このシステムは、余った電力で水を電気分解し、発生した水素を保存する仕組みだ。必要なときに水素を燃焼させて蒸気を発生させ、再び電力を生み出すことができる。このような技術を組み合わせることで、再生可能エネルギーの安定的な普及が可能になると考えられている。しかし、再生可能エネルギーの推進には課題もある。栗山さんは「法的な制約によって、新規事業にはリスクが伴う」と指摘する。現行の法律では、地域住民との合意形成が難しく、大型設備の設置が進みにくい状況にある。また、事業者ごとにルールが異なり、日本全体で統一的な制度が確立されていないことも課題の一つだという。
地域が主役のエネルギー転換に向けてーカギは送配電
ドイツでは近年、「コミュニティ発電」と呼ばれる発電方法に関心が集まっている。

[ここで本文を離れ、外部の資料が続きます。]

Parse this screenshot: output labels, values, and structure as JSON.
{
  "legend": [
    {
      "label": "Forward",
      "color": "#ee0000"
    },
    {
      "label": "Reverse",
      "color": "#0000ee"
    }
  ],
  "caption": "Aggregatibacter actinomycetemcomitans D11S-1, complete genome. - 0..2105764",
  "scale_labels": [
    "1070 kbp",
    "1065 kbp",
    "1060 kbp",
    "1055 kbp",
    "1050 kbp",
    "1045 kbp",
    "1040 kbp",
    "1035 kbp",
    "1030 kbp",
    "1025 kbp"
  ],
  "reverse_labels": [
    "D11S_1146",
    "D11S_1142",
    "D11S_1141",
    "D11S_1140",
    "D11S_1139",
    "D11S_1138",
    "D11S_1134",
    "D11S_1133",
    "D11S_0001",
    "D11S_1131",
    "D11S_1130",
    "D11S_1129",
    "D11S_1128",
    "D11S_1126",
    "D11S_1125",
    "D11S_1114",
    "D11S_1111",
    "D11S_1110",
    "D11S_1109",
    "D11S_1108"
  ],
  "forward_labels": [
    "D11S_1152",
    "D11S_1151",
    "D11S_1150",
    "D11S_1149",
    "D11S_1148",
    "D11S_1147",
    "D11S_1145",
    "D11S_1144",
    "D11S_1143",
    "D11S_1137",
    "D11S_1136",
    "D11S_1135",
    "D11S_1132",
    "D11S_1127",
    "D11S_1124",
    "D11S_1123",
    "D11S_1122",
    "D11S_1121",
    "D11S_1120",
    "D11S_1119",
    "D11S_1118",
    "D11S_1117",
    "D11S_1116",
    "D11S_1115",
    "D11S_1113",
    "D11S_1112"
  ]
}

「コミュニティ発電」とは、地域住民や自治体が出資・運営する再生可能エネルギー事業で、収益や意思決定を地域内で共有する仕組み。エネルギーの地産地消と民主的な参加を実現している。このような発電事業は日本でも実現できるのか、栗山さんは「送電線の管理」がポイントだと語る。
ドイツの送電線は地域の公社が所有しているため、地域の実情に合わせた柔軟な対応が可能である。一方、日本は大手電力会社が送電・配電の管理をしており、地域主体の発電が難しいという。また、送配電の許可の手続きに時間がかかり、新しく事業を起こしにくいことも問題として挙げていた。
しかし、そんな日本でも地域で電力をシェアする取り組みが進みつつあるという。世田谷区では、大手発電会社や教育機関などと連携し、家庭用太陽光発電の余剰電力を地域内で利用する実証実験が行われている。栗山さんは、地域主体のエネルギー事業は今後増えていく可能性があると、一定の期待を示していた。
参画の方法はさまざまー良い意味でのインパクトを与えるユース参画を
ここまで再生可能エネルギーと脱炭素社会について詳しくお話を伺ってきたが、このように専門的な議論も多いエネルギーの分野に、知識の乏しいユースはどのように関わっていくべきなのだろうか。
栗山さんは、ユースは長期的な視点を活かして、エネルギーの議論に参加していくことができると考えている。例えば、炭素クレジットの活用においては、「長期的な利益の視点をインプットしたり、将来にとって本当に良い制度になっているかについて意見できるのではないか」という。また、脱炭素を進めるにあたっては、地域において長期の投資が必要になる。長期の投資を行うためには、その地域に長く人が住むことが重要であり、ユースは今後も地域に住み続ける当事者として、「どのような地域に住みたいのか」、そして「今住んでいる地域の価値や魅力を高めるにはどういうことが必要か」を長期的な視点で考えることが大切とのことだ。
また、権力者への働きかけという観点では、選挙期間中の議員に対してこれまでのやり方で本当に良いのか再考させるような訴えかけを行ったり、就職活動の際に自分たちの価値観に合った企業を選ぶことで、政治家や経営者に圧力をかけることも一つの手段ではないかという。他者に全く迷惑をかけずに大きなインパクトを与えることは難しいかもしれないが、単に悪目立ちするだけでなく、効果的にプレッシャーを与える「良い困らせ方」を模索することが必要かもしれない。